Mezrich hatte übrigens auch ein Sachbuch über Facebook verfasst, das ebenfalls verfilmt worden ist. David Fincher machte daraus The Social Network. Zurück zu Gillespie, der hatte einen der jungen Kleinanleger, die von Finanzhaien ob ihrer vermeintlichen Naivität schlicht als “Dumb Money” bezeichnet wurden, sprich einen Sohn, während der Pandemie-Zeit im Haus und kriegte die Entwicklung hautnah und in Echtzeit mit.

Muss man denn über die Finanzwelt Bescheid wissen? All die Fachbegriffe wie Leerverkäufe kennen? Nein. Dumb Money erklärt, was man braucht, und ist dabei auch nicht ganz so stilistisch überbordend wie dem sehr ähnlichen The Big Short (Regie Adam McKay, 2015), der die Gier der US-Finanzwelt exaltierter vorführte, damit noch pointierter den Finger in die Wunde legte, aber keine Identifikationsfigur hatte.

Gillespie und die Drehbuchautorinnen Lauren Schuker Blum und Rebecca Angelo machen keinen Hehl daraus, welcher Seite der Geschichte sie die Daumen drücken. Ja, Dumb Money ist eine David gegen Goliath-Story. Während die reichen Finanzjongleure mit gerade noch legalen Tricks noch reicher werden, aus Geld Geld machen, gehen alle anderen finanziell baden. Gerade die Covid-Pandemie zeigte eindrücklich, wer an Krisen gewinnt und wer nicht. Dumb Money ist somit nicht nur ein Film über das Gebaren an der Börse, sondern ein erstaunlich präzises Bild über die Corona-Pandemie und ihre Auswirkungen bzw. das Fehlen der Auswirkungen in den zwei diametral entgegengesetzten Akteursgruppen.

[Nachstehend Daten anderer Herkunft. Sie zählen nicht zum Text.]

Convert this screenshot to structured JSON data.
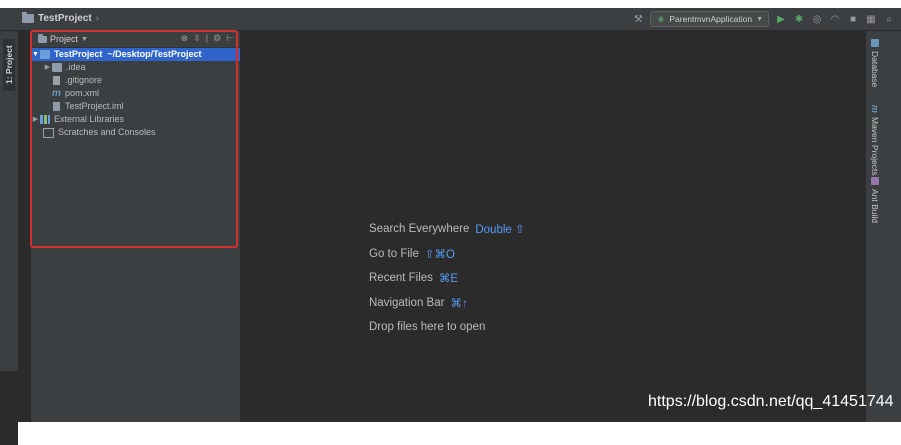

Im Mittelpunkt steht Keith Gill, wunderbar gespielt von Paul Dano, der im Keller seines Hauses als Finanz-Influencer sich für die Aktien von GameStop begeistert. Dabei ist die Ladenkette für Computerspiele ziemlich am Ende. So auf dem letzten Meter wollen die großen Akteure, zum Beispiel gespielt von Seth Rogen und Nick Offerman, mit deren Pleite Geld machen. Ihnen kommt gar nicht zupass, dass der Wert der Aktien plötzlich steigt, weil irgendein Nerd mit Stirnband und Katzen-T-Shirt sein Erspartes da reinsteckt und dafür überzeugend brennt. Und der Aktienwert steigt und steigt. Was wie ein kurzfristiger Trend wirkt, wie ein Spiel, wird richtig ernst, als all die kleinen Anleger, die über eine Schnittstelle wie der Robinhood-App, die einen leichten und kostengünstigen Zugang gewährte, und einer Plattform wie Reddit, wo diese sich vernetzen konnten, erkennen, welche Macht sie im Verbund haben. Sie können die mit dem großen Geld mal so richtig bluten lassen.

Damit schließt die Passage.